A double pane window can increase your energy efficiency by almost 100%. Chugach, an Alaska-based power company says that:

...a single pane glazed window has an approximate R-value of 0.85, while a double pane glazed window has a value of 1.5 - 2.0, a low-e double pane glazed window has a 2.4 - 3.0 rating and a low-e double pane glazed window using an argon gas fill has a 2.7 - 3.6 R-value.

For walls and attics, an R-value of 1 to 2 is not impressive. These areas are typically filled with fiberglass batt insulation, with R-values of 13 or greater.  But within the world of windows, an R-value of 2 is decent.

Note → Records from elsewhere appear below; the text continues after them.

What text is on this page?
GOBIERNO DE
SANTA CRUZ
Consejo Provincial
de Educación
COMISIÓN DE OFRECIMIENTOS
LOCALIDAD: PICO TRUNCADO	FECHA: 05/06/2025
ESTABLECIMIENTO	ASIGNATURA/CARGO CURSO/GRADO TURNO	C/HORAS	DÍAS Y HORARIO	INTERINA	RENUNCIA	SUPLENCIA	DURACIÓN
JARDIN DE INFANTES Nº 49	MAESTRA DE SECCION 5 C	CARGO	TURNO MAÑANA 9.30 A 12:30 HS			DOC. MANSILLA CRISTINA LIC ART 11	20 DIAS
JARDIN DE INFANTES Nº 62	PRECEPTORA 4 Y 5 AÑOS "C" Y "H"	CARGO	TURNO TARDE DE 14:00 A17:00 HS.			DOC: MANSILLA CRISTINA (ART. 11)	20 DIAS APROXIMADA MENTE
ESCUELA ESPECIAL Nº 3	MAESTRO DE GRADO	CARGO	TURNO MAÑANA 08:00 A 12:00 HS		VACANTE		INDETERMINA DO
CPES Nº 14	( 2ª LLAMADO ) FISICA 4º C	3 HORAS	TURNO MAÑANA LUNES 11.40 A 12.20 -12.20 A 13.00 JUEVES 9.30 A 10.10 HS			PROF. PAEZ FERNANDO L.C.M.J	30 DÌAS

The fact remains: double pane windows are becoming standard, even in parts of the country that are not ordinarily thought of as having extreme climates.

12. Sure, You Can Enlarge That Window (But Carpentry Is Involved)

As you might suspect, it's no easy task to enlarge a window opening to accommodate a newer, larger-sized window. But does it require ripping out all of the wallboard and siding?

Thankfully, the answer is...No.

When you enlarge a window opening up to eight inches horizontally, you can keep the same header and sill (the top and bottom parts of the window) and just install one new vertical stud to either side of the window.

Yes, this means ripping out wallboard from floor to ceiling, but width-wise you only need to take out a foot or two, at most. This section of wallboard comes out to accommodate the new stud. And no exterior siding ever has to be removed.

It's always easier to order smaller sized windows than enlarging a window opening. But if you have to enlarge, it's certainly a manageable task.


Few homeowners who have been through the replacement window installation process will say that they care to repeat it. After all, it is necessary to invite 3-5 companies into your home to give quotes, and then invite one of those companies back to spend 2 or 3 days installing the windows (which necessitates being on the premises the entire time ). It is work, but worthwhile. Your house looks better and feels better. Your next round of wintertime energy bills will be 10% lower. Your house is quieter.